LONDON (Reuters) - London mayor Boris Johnson summed up the euphoric mood around Britain when he saluted the host country's "extraordinary" haul of six gold medals on 'Super Saturday' at the Olympics.
Two golds in rowing and one at the cycling velodrome were followed in the evening by a hat-trick of victories in athletics from Jessica Ennis (heptathlon), Greg Rutherford (long jump) and Mo Farah (10,000 metres).
"Team GB's glutinous desire for gold shows no sign of being sated," Johnson said in a news release after the country took its collection to 14 at the London Games to lie third in the overall table behind the United States (26) and China (25).
"Their extraordinary efforts have brought rapture to streets, parks and living rooms in London and all over the country if not the planet.
"It has been a remarkable first week and my hearty congratulations go to every single athlete that has taken part," Johnson added.
"They have entertained billions of people around the world and I for one cannot wait to see what they serve up for week two."

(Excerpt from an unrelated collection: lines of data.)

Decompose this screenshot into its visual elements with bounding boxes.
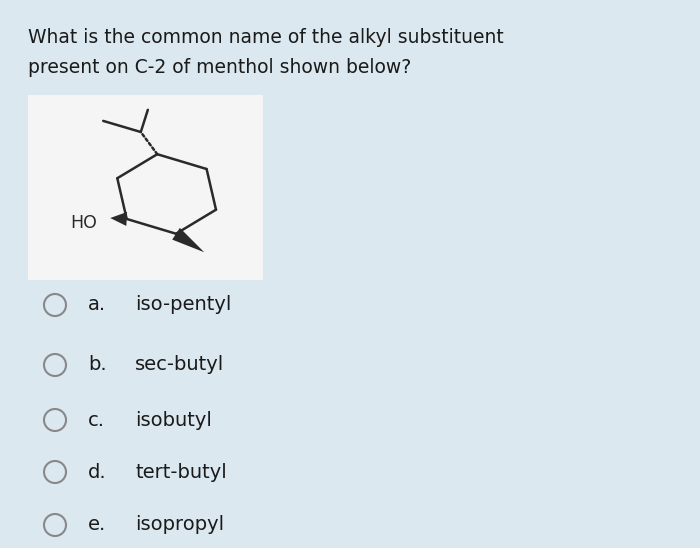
Text: HO: HO: [70, 214, 97, 232]
Text: tert-butyl: tert-butyl: [135, 463, 227, 482]
Text: sec-butyl: sec-butyl: [135, 356, 224, 374]
Text: d.: d.: [88, 463, 106, 482]
Text: present on C-2 of menthol shown below?: present on C-2 of menthol shown below?: [28, 58, 412, 77]
Text: b.: b.: [88, 356, 106, 374]
Text: e.: e.: [88, 516, 106, 534]
Text: What is the common name of the alkyl substituent: What is the common name of the alkyl sub…: [28, 28, 504, 47]
Polygon shape: [172, 228, 204, 252]
Text: a.: a.: [88, 295, 106, 315]
Text: c.: c.: [88, 410, 105, 430]
Polygon shape: [111, 212, 127, 226]
Text: isobutyl: isobutyl: [135, 410, 212, 430]
Bar: [28, 95, 263, 280]
Text: isopropyl: isopropyl: [135, 516, 224, 534]
Text: iso-pentyl: iso-pentyl: [135, 295, 232, 315]
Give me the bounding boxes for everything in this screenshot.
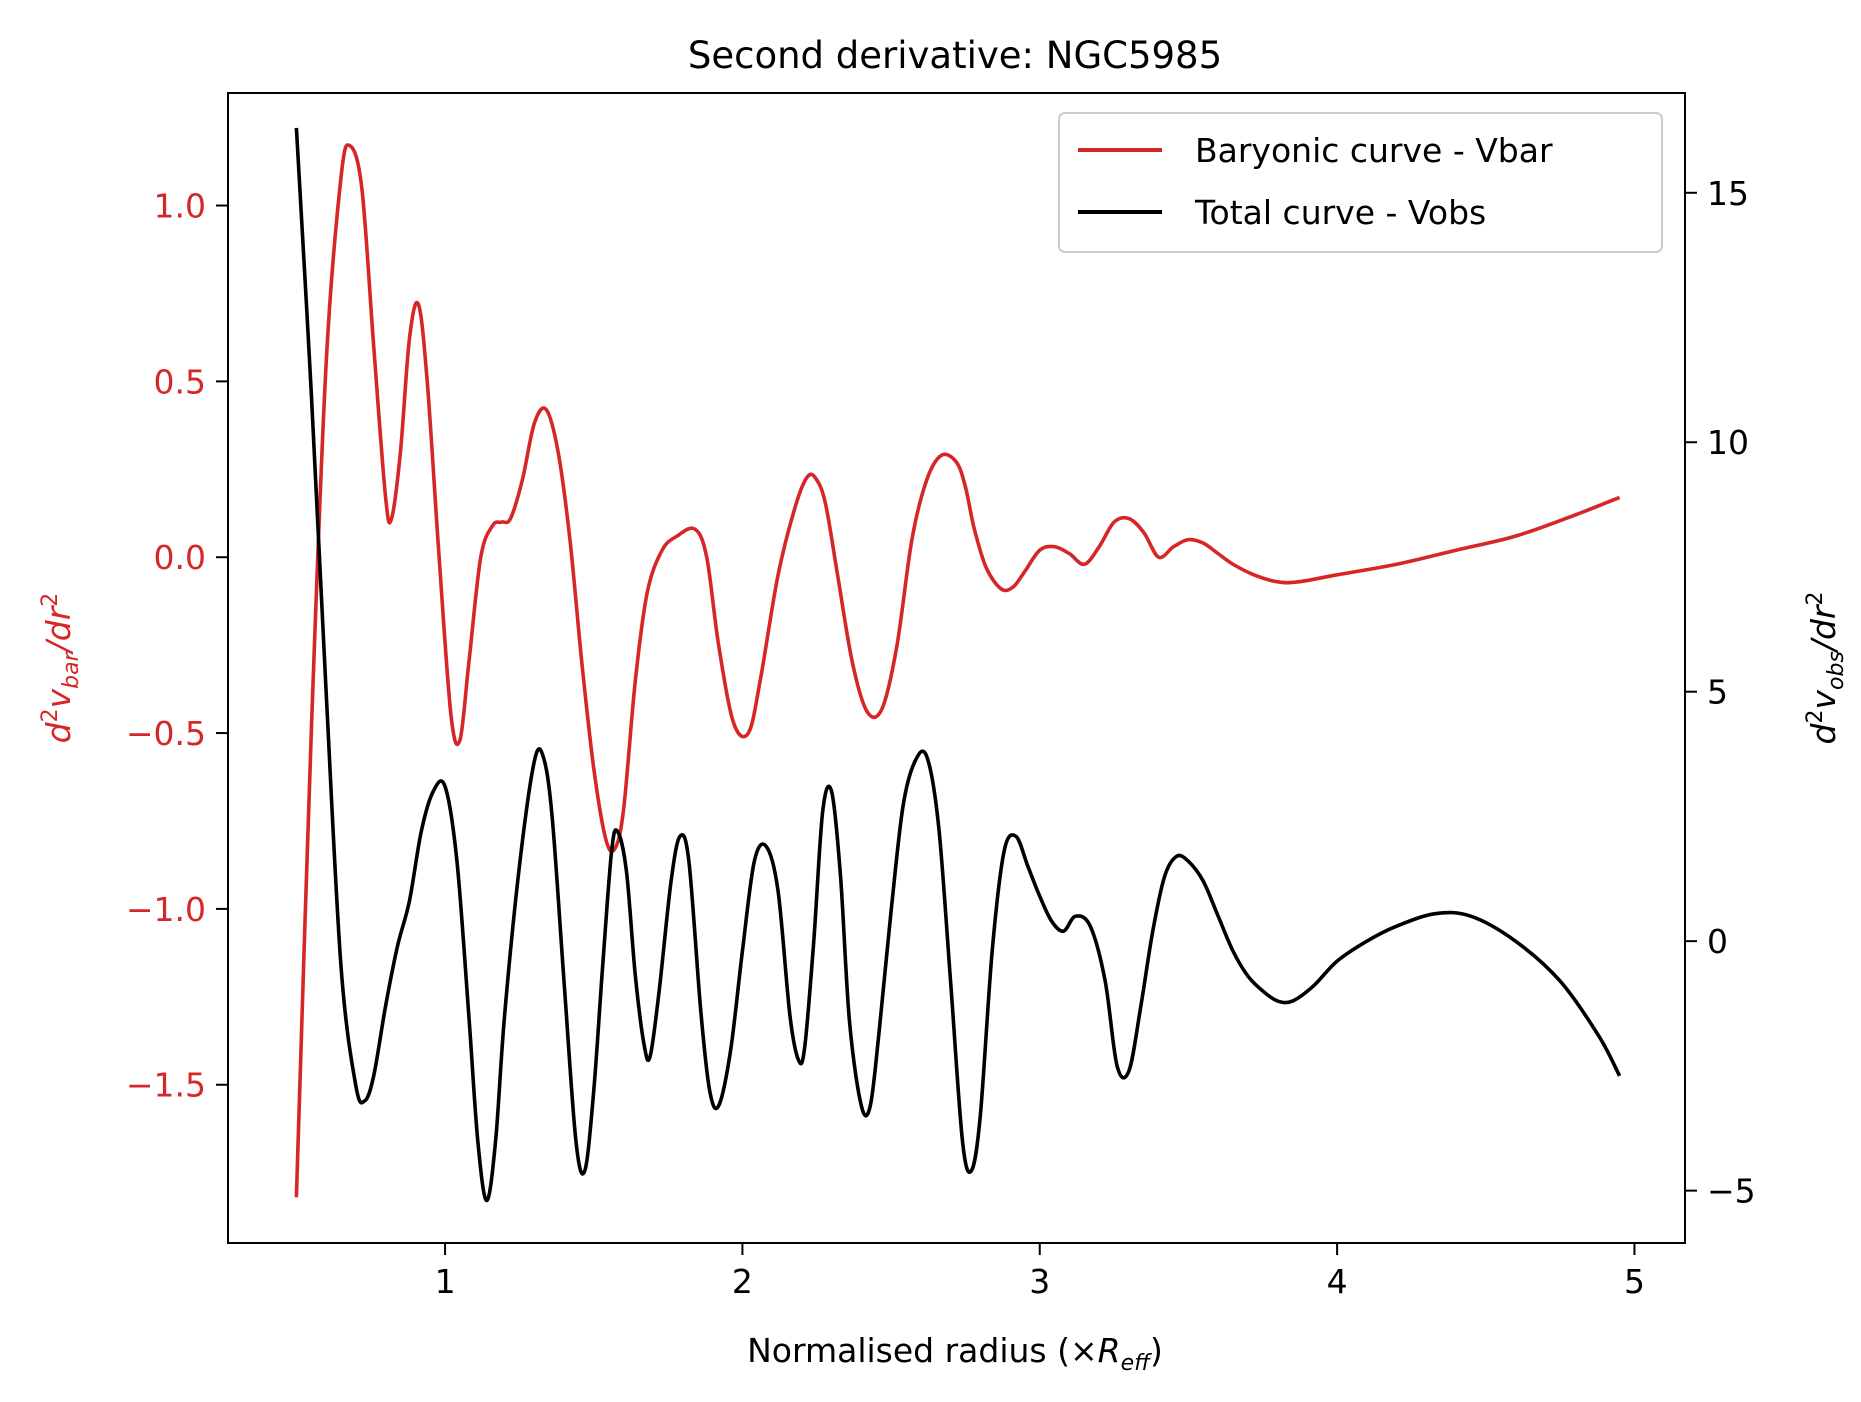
chart-title: Second derivative: NGC5985 bbox=[688, 34, 1222, 77]
series-line-vobs bbox=[294, 127, 1622, 1203]
right-y-tick-label-0: 15 bbox=[1707, 174, 1749, 213]
legend: Baryonic curve - Vbar Total curve - Vobs bbox=[1058, 112, 1663, 253]
right-y-tick-label-3: 0 bbox=[1707, 922, 1728, 961]
right-y-tick-label-2: 5 bbox=[1707, 673, 1728, 712]
left-y-tick-label-2: 0.0 bbox=[154, 538, 206, 577]
x-tick-label-4: 4 bbox=[1327, 1262, 1348, 1301]
x-tick-label-5: 5 bbox=[1624, 1262, 1645, 1301]
x-tick-label-1: 1 bbox=[435, 1262, 456, 1301]
left-y-tick-label-5: −1.5 bbox=[126, 1066, 206, 1105]
plot-frame bbox=[227, 92, 1686, 1244]
ticks-layer: 1 2 3 4 5 1.0 0.5 0.0 −0.5 −1.0 −1.5 15 10 5 0 −5 bbox=[126, 174, 1756, 1301]
x-axis-label-sub: eff bbox=[1121, 1351, 1153, 1376]
legend-box bbox=[1058, 112, 1663, 253]
left-y-tick-label-1: 0.5 bbox=[154, 362, 206, 401]
x-axis-label-var: R bbox=[1098, 1331, 1121, 1370]
right-y-tick-label-1: 10 bbox=[1707, 423, 1749, 462]
left-y-tick-label-4: −1.0 bbox=[126, 890, 206, 929]
x-axis-label: Normalised radius (×Reff) bbox=[747, 1331, 1163, 1376]
legend-label-vobs: Total curve - Vobs bbox=[1194, 193, 1486, 232]
x-axis-label-main: Normalised radius (× bbox=[747, 1331, 1098, 1370]
left-y-tick-label-3: −0.5 bbox=[126, 714, 206, 753]
left-y-tick-label-0: 1.0 bbox=[154, 187, 206, 226]
x-axis-label-tail: ) bbox=[1150, 1331, 1163, 1370]
x-tick-label-2: 2 bbox=[732, 1262, 753, 1301]
series-line-vbar bbox=[294, 143, 1621, 1198]
x-tick-label-3: 3 bbox=[1029, 1262, 1050, 1301]
legend-label-vbar: Baryonic curve - Vbar bbox=[1195, 131, 1553, 170]
right-y-tick-label-4: −5 bbox=[1707, 1172, 1756, 1211]
series-layer bbox=[294, 127, 1622, 1203]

British newspapers continued the theme, the front page of the Sunday Times describing it as 'Our Finest Olympic Hour' alongside a spectacular picture of Rutherford flying through the air in mid-jump.
The Daily Telegraph had one word for it, 'Sensational' they said above photos of all six gold-medal victors on the second Saturday of the Games.
'That Was Pure Gold', was the Independent's reaction, with a sub-heading that read 'One by one we counted them in on another astonishing day of British Olympic success'.
'Britain's Greatest Day', said the Observer above a picture of a smiling Ennis with a Union Jack draped over her shoulders.